The article is ranking which states employers should not consider moving to, and matching the political preferences of employees is well worth considering, but this is a very roundabout way of presenting it, and calling it a quality of life ranking is inaccurate.

Also, the variation within a state can be significant, so any business looking to relocate would get much more useful information by comparing between cities or counties, regardless of the state.

PeterStuer · 8h ago
Did you expect CNBC to use a ranking model that was anything but deep anti-red?
refurb · 8h ago
Pretty sure the author of this study made sure of it based on the methodology used.
charcircuit · 8h ago
Because the grading rubric is designed against the values of the people there.
smcin · 8h ago
Jumbling social, economic and environmental considerations [0] into one overall score seems like a terrible methodology, and politicized. Why not just rate them on three (or more) separate scores? If we did this on a country level, we'd similarly get inaccurate overall scores for UAE, Qatar and Singapore (or HK SAR or Macau).
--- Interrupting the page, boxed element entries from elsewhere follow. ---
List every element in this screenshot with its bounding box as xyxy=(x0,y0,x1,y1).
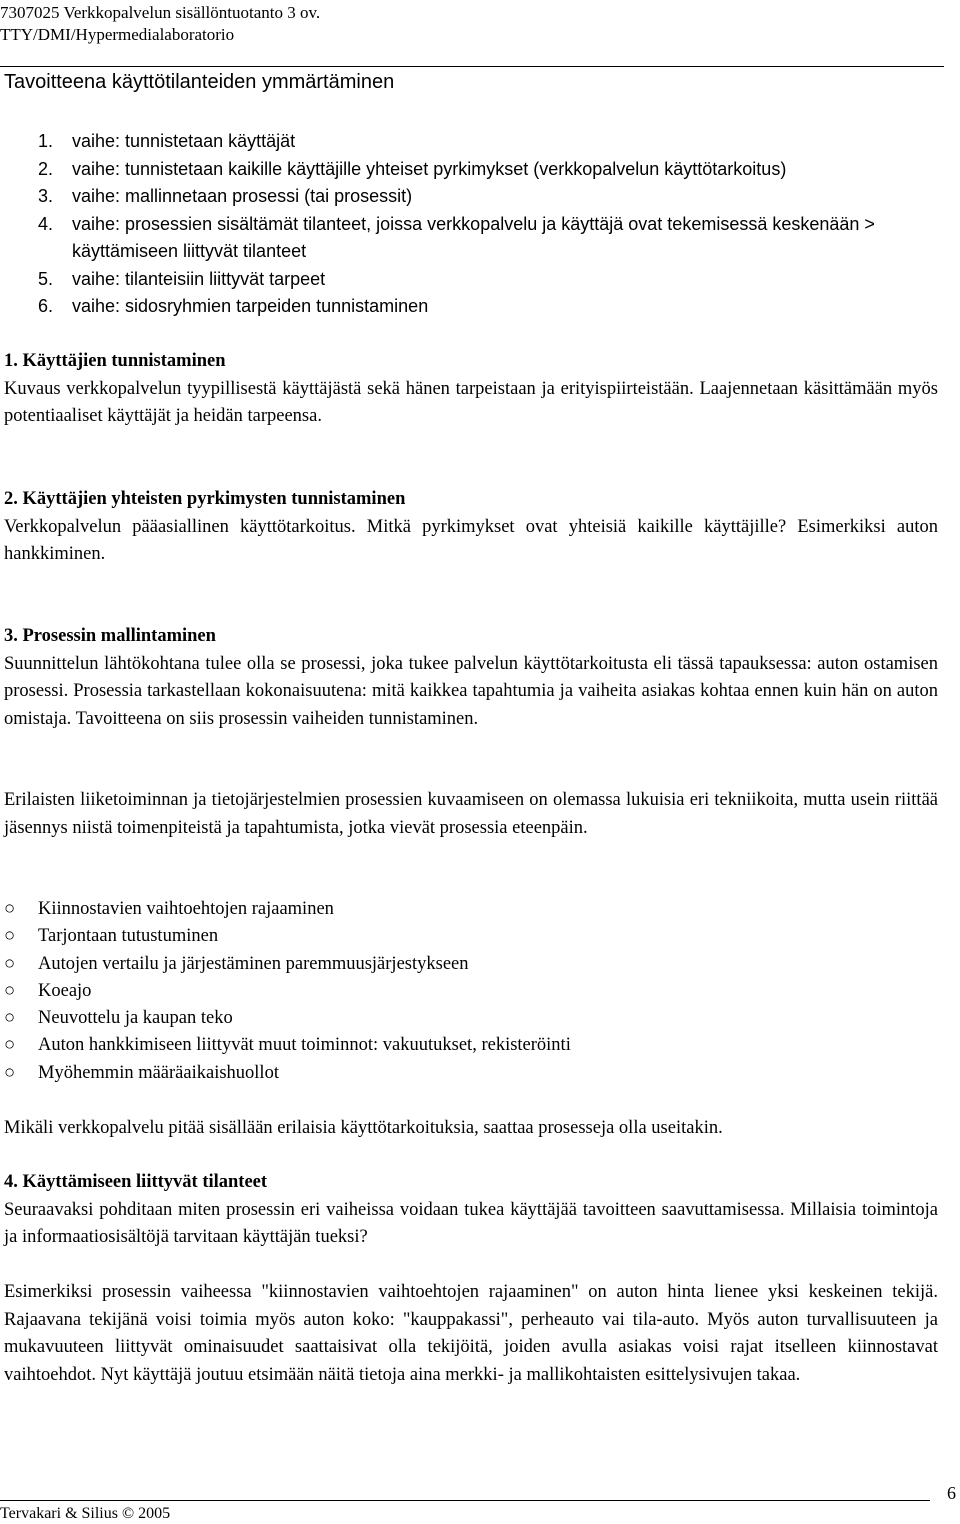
circle-bullet-icon: ○ xyxy=(4,980,16,1001)
step-item xyxy=(38,266,958,294)
list-item xyxy=(4,978,934,1005)
course-line: 7307025 Verkkopalvelun sisällöntuotanto 3 ov. xyxy=(0,3,321,22)
list-item-text: Autojen vertailu ja järjestäminen paremmuusjärjestykseen xyxy=(38,953,469,974)
list-item-text: Neuvottelu ja kaupan teko xyxy=(38,1008,233,1029)
paragraph-example: Esimerkiksi prosessin vaiheessa "kiinnostavien vaihtoehtojen rajaaminen" on auton hinta lienee yksi keskeinen tekijä. Rajaavana tekijänä voisi toimia myös auton koko: "kauppakassi", perheauto vai tila-auto. Myös auton turvallisuuteen ja mukavuuteen liittyvät ominaisuudet saattaisivat olla tekijöitä, joiden avulla asiakas voisi rajat itselleen kiinnostavat vaihtoehdot. Nyt käyttäjä joutuu etsimään näitä tietoja aina merkki- ja mallikohtaisten esittelysivujen takaa. xyxy=(4,1282,938,1385)
circle-bullet-icon: ○ xyxy=(4,953,16,974)
section-heading: 3. Prosessin mallintaminen xyxy=(4,626,216,646)
header-rule xyxy=(0,66,944,67)
step-item xyxy=(38,128,958,156)
step-number: 4. xyxy=(38,213,54,234)
list-item xyxy=(4,951,934,978)
circle-bullet-icon: ○ xyxy=(4,1035,16,1056)
section-usage-situations xyxy=(4,1169,938,1252)
circle-bullet-icon: ○ xyxy=(4,1008,16,1029)
section-user-identification xyxy=(4,348,938,431)
section-process-modelling xyxy=(4,623,938,733)
footer-credit: Tervakari & Silius © 2005 xyxy=(0,1505,171,1522)
section-heading: 2. Käyttäjien yhteisten pyrkimysten tunnistaminen xyxy=(4,489,406,509)
list-item-text: Tarjontaan tutustuminen xyxy=(38,926,219,947)
list-item xyxy=(4,1032,934,1059)
list-item xyxy=(4,1005,934,1032)
step-number: 2. xyxy=(38,158,54,179)
step-item xyxy=(38,183,958,211)
step-item xyxy=(38,293,958,321)
section-heading: 4. Käyttämiseen liittyvät tilanteet xyxy=(4,1172,268,1192)
step-number: 6. xyxy=(38,296,54,316)
list-item xyxy=(4,923,934,950)
list-item-text: Koeajo xyxy=(38,980,92,1001)
step-text: vaihe: prosessien sisältämät tilanteet, joissa verkkopalvelu ja käyttäjä ovat tekemisessä keskenään > käyttämiseen liittyvät tilanteet xyxy=(72,213,875,261)
step-text: vaihe: mallinnetaan prosessi (tai prosessit) xyxy=(72,186,413,206)
step-text: vaihe: tilanteisiin liittyvät tarpeet xyxy=(72,268,326,289)
section-body: Suunnittelun lähtökohtana tulee olla se prosessi, joka tukee palvelun käyttötarkoitusta eli tässä tapauksessa: auton ostamisen prosessi. Prosessia tarkastellaan kokonaisuutena: mitä kaikkea tapahtumia ja vaiheita asiakas kohtaa ennen kuin hän on auton omistaja. Tavoitteena on siis prosessin vaiheiden tunnistaminen. xyxy=(4,653,938,729)
list-item xyxy=(4,1060,934,1087)
process-phase-list xyxy=(4,896,934,1087)
list-item-text: Myöhemmin määräaikaishuollot xyxy=(38,1062,279,1083)
paragraph-multiple-purposes: Mikäli verkkopalvelu pitää sisällään erilaisia käyttötarkoituksia, saattaa prosesseja olla useitakin. xyxy=(4,1118,723,1138)
section-body: Verkkopalvelun pääasiallinen käyttötarkoitus. Mitkä pyrkimykset ovat yhteisiä kaikille käyttäjille? Esimerkiksi auton hankkiminen. xyxy=(4,516,938,564)
step-number: 3. xyxy=(38,186,54,206)
section-common-goals xyxy=(4,486,938,569)
circle-bullet-icon: ○ xyxy=(4,899,16,919)
step-item xyxy=(38,156,958,184)
step-text: vaihe: tunnistetaan käyttäjät xyxy=(72,131,296,151)
list-item-text: Auton hankkimiseen liittyvät muut toiminnot: vakuutukset, rekisteröinti xyxy=(38,1035,571,1056)
document-header xyxy=(0,2,320,46)
page-number: 6 xyxy=(947,1483,956,1503)
step-number: 1. xyxy=(38,131,54,151)
step-number: 5. xyxy=(38,268,54,289)
footer-rule xyxy=(0,1500,930,1501)
circle-bullet-icon: ○ xyxy=(4,1062,16,1083)
section-body: Seuraavaksi pohditaan miten prosessin eri vaiheissa voidaan tukea käyttäjää tavoitteen saavuttamisessa. Millaisia toimintoja ja informaatiosisältöjä tarvitaan käyttäjän tueksi? xyxy=(4,1199,938,1247)
paragraph-techniques: Erilaisten liiketoiminnan ja tietojärjestelmien prosessien kuvaamiseen on olemassa lukuisia eri tekniikoita, mutta usein riittää jäsennys niistä toimenpiteistä ja tapahtumista, jotka vievät prosessia eteenpäin. xyxy=(4,790,938,838)
steps-list xyxy=(38,128,958,321)
page-title: Tavoitteena käyttötilanteiden ymmärtäminen xyxy=(4,71,395,93)
list-item-text: Kiinnostavien vaihtoehtojen rajaaminen xyxy=(38,899,334,919)
step-text: vaihe: sidosryhmien tarpeiden tunnistaminen xyxy=(72,296,429,316)
circle-bullet-icon: ○ xyxy=(4,926,16,947)
step-item xyxy=(38,211,958,266)
list-item xyxy=(4,896,934,923)
step-text: vaihe: tunnistetaan kaikille käyttäjille yhteiset pyrkimykset (verkkopalvelun käyttötarkoitus) xyxy=(72,158,787,179)
department-line: TTY/DMI/Hypermedialaboratorio xyxy=(0,25,235,44)
section-body: Kuvaus verkkopalvelun tyypillisestä käyttäjästä sekä hänen tarpeistaan ja erityispiirteistään. Laajennetaan käsittämään myös potentiaaliset käyttäjät ja heidän tarpeensa. xyxy=(4,378,938,426)
section-heading: 1. Käyttäjien tunnistaminen xyxy=(4,351,226,371)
Also this methodology is very much for employers not people in general, since it weights infrastructure/power generation (16.2%), way more than cost-of-living/ affordability of housing (2.4%).
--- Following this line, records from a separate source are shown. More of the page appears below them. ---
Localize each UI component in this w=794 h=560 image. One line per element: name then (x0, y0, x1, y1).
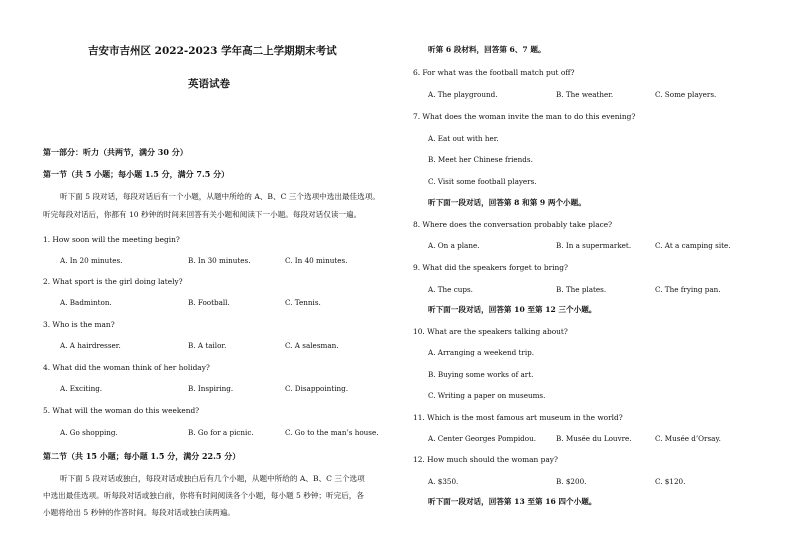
q9-option-b: B. The plates. (556, 285, 607, 294)
question-5: 5. What will the woman do this weekend? (43, 406, 200, 415)
question-1: 1. How soon will the meeting begin? (43, 235, 180, 244)
q10-option-c: C. Writing a paper on museums. (428, 391, 546, 400)
listening-10-heading: 听下面一段对话，回答第 10 至第 12 三个小题。 (428, 305, 597, 314)
q6-option-b: B. The weather. (556, 90, 614, 99)
q12-option-b: B. $200. (556, 477, 587, 486)
q8-option-c: C. At a camping site. (655, 241, 731, 250)
listening-13-heading: 听下面一段对话，回答第 13 至第 16 四个小题。 (428, 497, 597, 506)
section2-instruction-2: 中选出最佳选项。听每段对话或独白前，你将有时间阅读各个小题，每小题 5 秒钟；听完后，各 (43, 491, 364, 500)
page-subtitle: 英语试卷 (188, 78, 230, 90)
q10-option-b: B. Buying some works of art. (428, 370, 534, 379)
q6-option-a: A. The playground. (428, 90, 498, 99)
q7-option-b: B. Meet her Chinese friends. (428, 155, 533, 164)
section2-instruction-1: 听下面 5 段对话或独白，每段对话或独白后有几个小题，从题中所给的 A、B、C 三个选项 (60, 474, 365, 483)
q5-option-b: B. Go for a picnic. (188, 428, 254, 437)
q5-option-a: A. Go shopping. (60, 428, 118, 437)
question-11: 11. Which is the most famous art museum in the world? (413, 413, 623, 422)
section1-instruction-2: 听完每段对话后，你都有 10 秒钟的时间来回答有关小题和阅读下一小题。每段对话仅读一遍。 (43, 210, 362, 219)
q1-option-b: B. In 30 minutes. (188, 256, 251, 265)
q4-option-c: C. Disappointing. (285, 384, 349, 393)
q11-option-a: A. Center Georges Pompidou. (428, 434, 537, 443)
question-12: 12. How much should the woman pay? (413, 455, 558, 464)
question-6: 6. For what was the football match put off? (413, 68, 575, 77)
q2-option-b: B. Football. (188, 298, 230, 307)
q2-option-c: C. Tennis. (285, 298, 321, 307)
q3-option-b: B. A tailor. (188, 341, 227, 350)
question-9: 9. What did the speakers forget to bring? (413, 263, 568, 272)
question-7: 7. What does the woman invite the man to do this evening? (413, 112, 636, 121)
listening-6-heading: 听第 6 段材料，回答第 6、7 题。 (428, 45, 546, 54)
question-8: 8. Where does the conversation probably take place? (413, 220, 613, 229)
question-2: 2. What sport is the girl doing lately? (43, 277, 183, 286)
section1-instruction-1: 听下面 5 段对话，每段对话后有一个小题，从题中所给的 A、B、C 三个选项中选出最佳选项。 (60, 192, 380, 201)
q4-option-b: B. Inspiring. (188, 384, 234, 393)
question-10: 10. What are the speakers talking about? (413, 327, 568, 336)
q6-option-c: C. Some players. (655, 90, 717, 99)
question-4: 4. What did the woman think of her holiday? (43, 363, 210, 372)
listening-8-heading: 听下面一段对话，回答第 8 和第 9 两个小题。 (428, 198, 586, 207)
q9-option-a: A. The cups. (428, 285, 473, 294)
section2-instruction-3: 小题将给出 5 秒钟的作答时间。每段对话或独白读两遍。 (43, 508, 235, 517)
q11-option-b: B. Musée du Louvre. (556, 434, 632, 443)
q10-option-a: A. Arranging a weekend trip. (428, 348, 535, 357)
q5-option-c: C. Go to the man’s house. (285, 428, 379, 437)
section1-heading: 第一节（共 5 小题；每小题 1.5 分，满分 7.5 分） (43, 169, 230, 179)
q8-option-a: A. On a plane. (428, 241, 480, 250)
q1-option-c: C. In 40 minutes. (285, 256, 348, 265)
q11-option-c: C. Musée d’Orsay. (655, 434, 721, 443)
question-3: 3. Who is the man? (43, 320, 115, 329)
q1-option-a: A. In 20 minutes. (60, 256, 123, 265)
section2-heading: 第二节（共 15 小题；每小题 1.5 分，满分 22.5 分） (43, 451, 241, 461)
q3-option-a: A. A hairdresser. (60, 341, 121, 350)
q8-option-b: B. In a supermarket. (556, 241, 632, 250)
q3-option-c: C. A salesman. (285, 341, 339, 350)
q12-option-c: C. $120. (655, 477, 686, 486)
part1-heading: 第一部分：听力（共两节，满分 30 分） (43, 147, 188, 157)
q2-option-a: A. Badminton. (60, 298, 112, 307)
q7-option-c: C. Visit some football players. (428, 177, 537, 186)
q9-option-c: C. The frying pan. (655, 285, 721, 294)
page-title: 吉安市吉州区 2022-2023 学年高二上学期期末考试 (88, 45, 337, 57)
q12-option-a: A. $350. (428, 477, 459, 486)
q4-option-a: A. Exciting. (60, 384, 103, 393)
q7-option-a: A. Eat out with her. (428, 134, 499, 143)
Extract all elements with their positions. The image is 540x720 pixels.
[0]: https://www.cnbc.com/2025/06/11/how-we-are-choosing-americas...

darth_avocado · 8h ago
At some point if your values don’t align with healthcare, worker protections and childcare (which all of these states seem to be graded negatively on), it’s not the rubric.
selectodude · 8h ago
Values such as access to food and being able to go to a doctor.
hobs · 8h ago

  Economy 
  Infrastructure 
  Workforce 
  Cost of Doing Business 
  Business Friendliness 
  Quality of Life - specifically 
With workers in short supply, companies are seeking to locate in states that can attract a broad array of talent. That makes quality of life an economic imperative. We rate the states on livability factors like per capita crime rates, environmental quality, and health care.

The list goes on, but almost none of these are "against the values of the people there" unless their values are making less money and getting screwed over.

brazzy · 8h ago
They value violent crime?
defrost · 8h ago
You're saying we shouldn't judge those who enjoy higher levels of domestic violence?

  Just like in the rest of the country, violent crime in Oklahoma has been trending gradually lower in recent years.

  But at roughly 418 offenses per 100,000 people in 2023, the Sooner State’s violent crime rate is the 14th highest in the country, according to FBI statistics.

  Of particular concern is a sharp rise in domestic violence homicides, which State Attorney General Gentner Drummond recently called an “epidemic.”